Name: Peugeot Oxia
Debuted: 1988 Paris Motor Show
Specs: mid-mounted biturbo 2.8-liter V6 engine with 670 hp (500 kW) and 535 lb-ft (720 Nm), six-speed manual gearbox, AWD, four-wheel steering, 3,000 lbs (1,360 kg) weight
Why We Remember It Now:
Well, just read the technical specifications one more time in case you’re still not convinced this is a concept worth remembering. Named after a region on Mars, the Oxia was truly a marvelous piece of engineering, featuring a lightweight body made from a combination of carbon fiber and Kevlar on an aluminum honeycomb structure. The whole chassis tipped the scales at just 180 lbs (81.6 kg) and Peugeot’s engineers installed both front and rear limited-slip differentials.

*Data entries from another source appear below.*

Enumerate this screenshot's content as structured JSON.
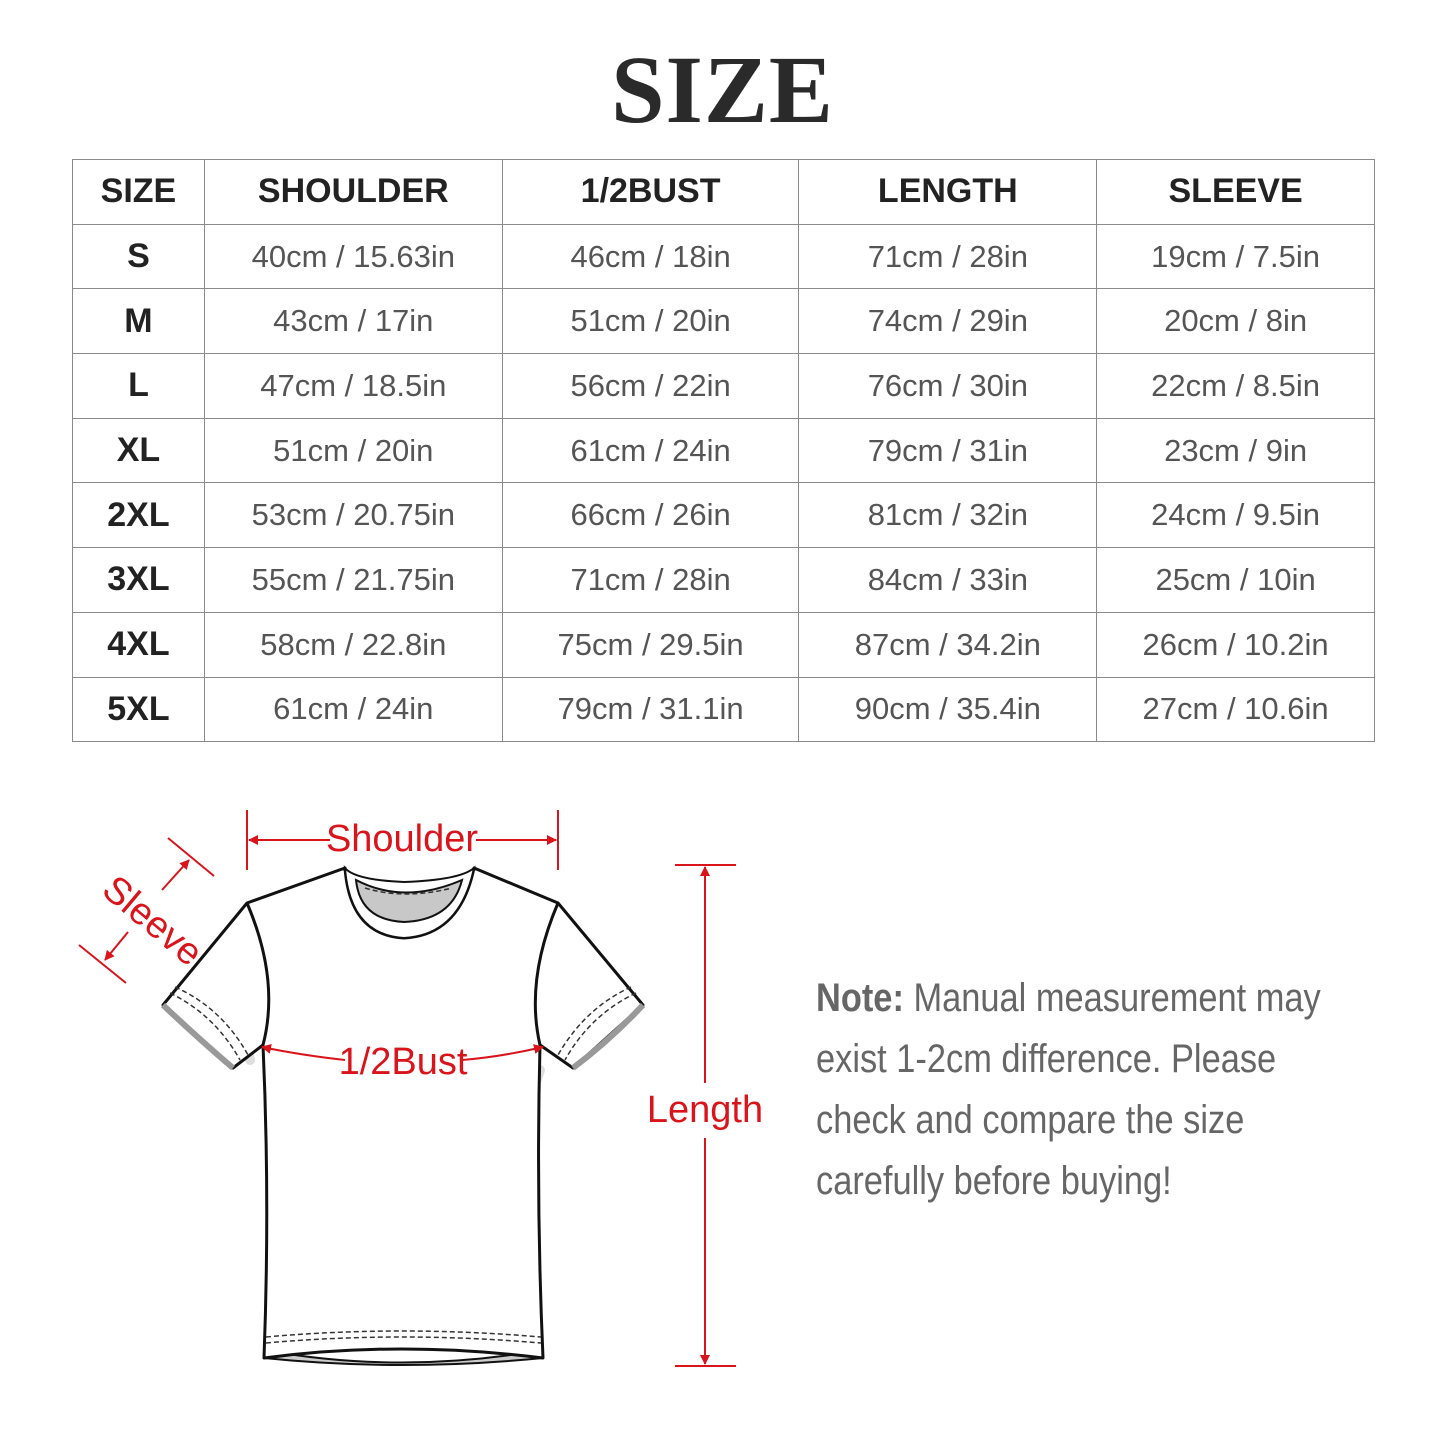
{
  "title": "SIZE",
  "table": {
    "headers": [
      "SIZE",
      "SHOULDER",
      "1/2BUST",
      "LENGTH",
      "SLEEVE"
    ],
    "rows": [
      [
        "S",
        "40cm / 15.63in",
        "46cm / 18in",
        "71cm / 28in",
        "19cm / 7.5in"
      ],
      [
        "M",
        "43cm / 17in",
        "51cm / 20in",
        "74cm / 29in",
        "20cm / 8in"
      ],
      [
        "L",
        "47cm / 18.5in",
        "56cm / 22in",
        "76cm / 30in",
        "22cm / 8.5in"
      ],
      [
        "XL",
        "51cm / 20in",
        "61cm / 24in",
        "79cm / 31in",
        "23cm / 9in"
      ],
      [
        "2XL",
        "53cm / 20.75in",
        "66cm / 26in",
        "81cm / 32in",
        "24cm / 9.5in"
      ],
      [
        "3XL",
        "55cm / 21.75in",
        "71cm / 28in",
        "84cm / 33in",
        "25cm / 10in"
      ],
      [
        "4XL",
        "58cm / 22.8in",
        "75cm / 29.5in",
        "87cm / 34.2in",
        "26cm / 10.2in"
      ],
      [
        "5XL",
        "61cm / 24in",
        "79cm / 31.1in",
        "90cm / 35.4in",
        "27cm / 10.6in"
      ]
    ]
  },
  "diagram": {
    "labels": {
      "shoulder": "Shoulder",
      "sleeve": "Sleeve",
      "bust": "1/2Bust",
      "length": "Length"
    },
    "accent_color": "#d9141b"
  },
  "note": {
    "label": "Note:",
    "lines": [
      "Manual measurement may",
      "exist 1-2cm difference. Please",
      "check and compare the size",
      "carefully before buying!"
    ]
  }
}
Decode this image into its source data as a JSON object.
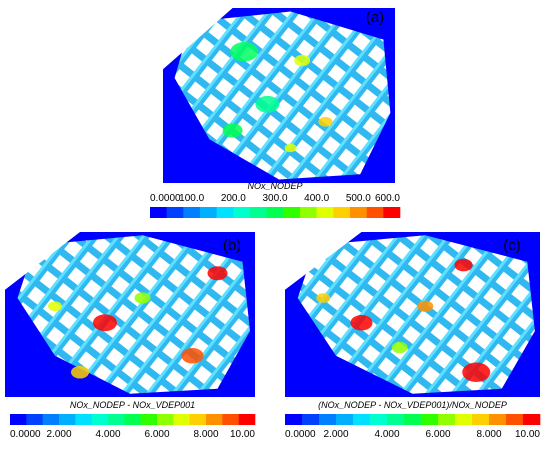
{
  "panels": [
    {
      "label": "(a)",
      "caption": "NOx_NODEP",
      "ticks": [
        "0.0000",
        "100.0",
        "200.0",
        "300.0",
        "400.0",
        "500.0",
        "600.0"
      ]
    },
    {
      "label": "(b)",
      "caption": "NOx_NODEP - NOx_VDEP001",
      "ticks": [
        "0.0000",
        "2.000",
        "4.000",
        "6.000",
        "8.000",
        "10.00"
      ]
    },
    {
      "label": "(c)",
      "caption": "(NOx_NODEP - NOx_VDEP001)/NOx_NODEP",
      "ticks": [
        "0.0000",
        "2.000",
        "4.000",
        "6.000",
        "8.000",
        "10.00"
      ]
    }
  ],
  "colors": [
    "#0000ff",
    "#0040ff",
    "#0080ff",
    "#00b0ff",
    "#00e0ff",
    "#00ffd0",
    "#00ff90",
    "#00ff50",
    "#30ff00",
    "#90ff00",
    "#e0ff00",
    "#ffd000",
    "#ff9000",
    "#ff5000",
    "#ff0000"
  ]
}
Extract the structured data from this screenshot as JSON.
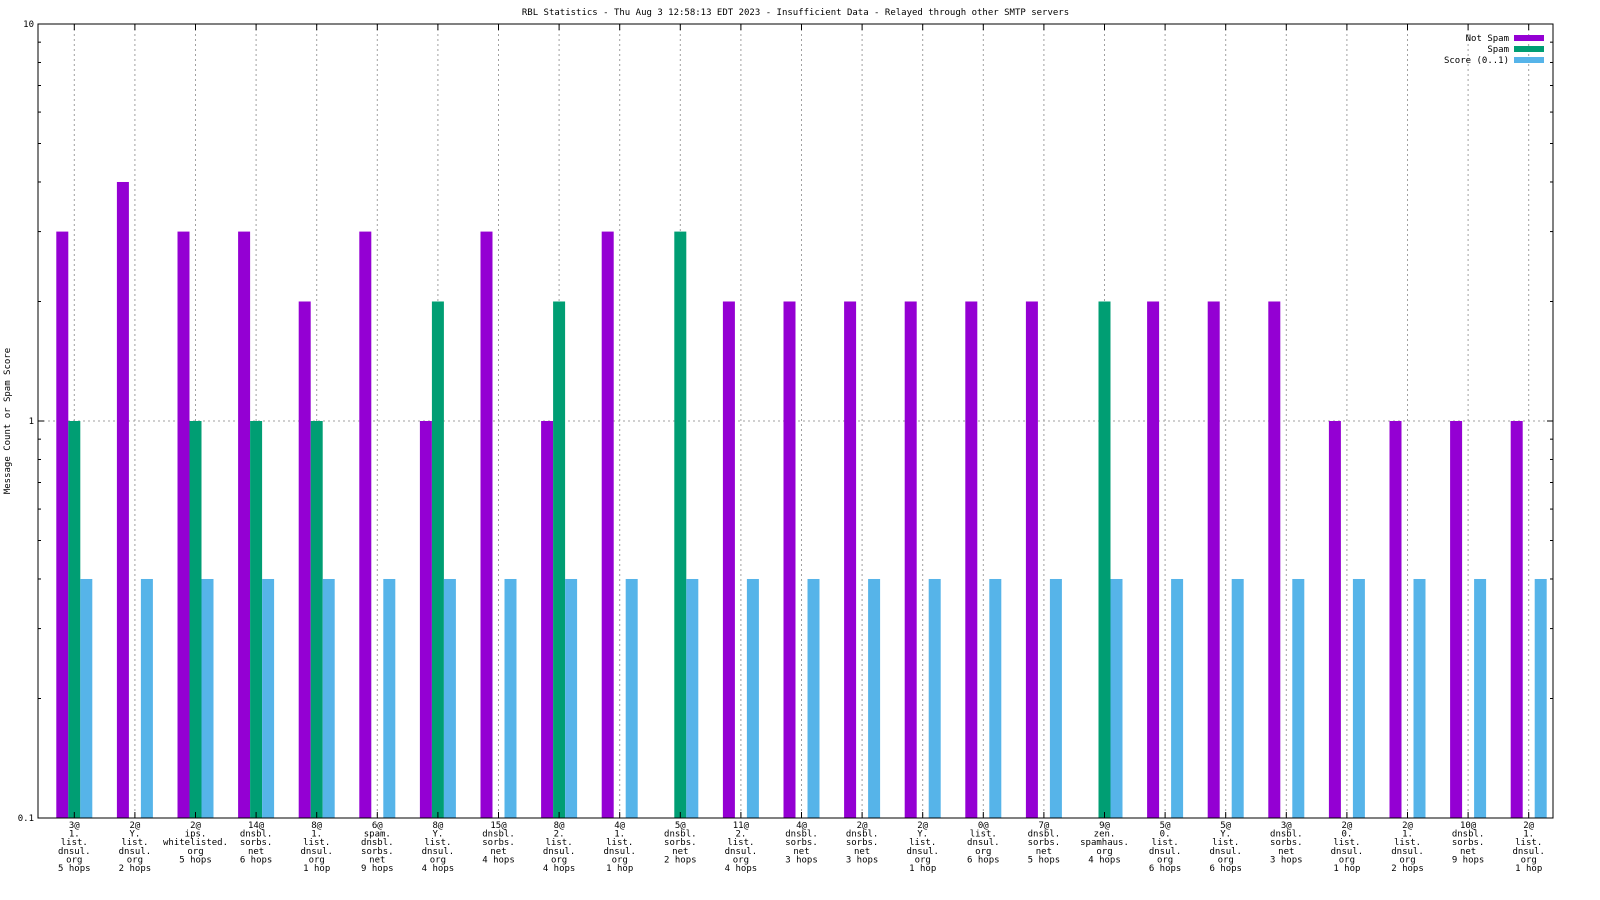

The dramatic concept was basically a race car for the roads, with some mind-blowing performances for a car of the late 80s. Speaking of which, Peugeot was rather conservative when it listed the top speed at 187 mph (300 kph), because the Oxia was actually able to reach 217 mph (350 kph) in the hands of Michelin test driver Jean-Philippe Vittecocq at the Nardo test track. The 0-60 mph (0-96 kph) sprint performance in less than five seconds still holds up even today, proving the car was in some ways ahead of its time.
But there was more to the Oxia than its remarkable specs, as it also had a futuristic shape and a very modern interior for those days. The two-seater cabin was able to provide a continuous airflow even when the car’s engine was not running thanks to the energy stored in the 18 solar cells installed at the base of the windshield. Electrically-adjustable seats and a CD player were also interesting to find on a car from that era, as were the spectacular butterfly doors.
An evolution of the 1984 Quasar concept pictured above, the AWD machine with four-wheel steering was described by its creator as being “the very essence of the dreamer which lies hidden deep in the heart of modern man.” Peugeot also teased everyone back in the day by saying it's the car “all would like to own but nobody can.”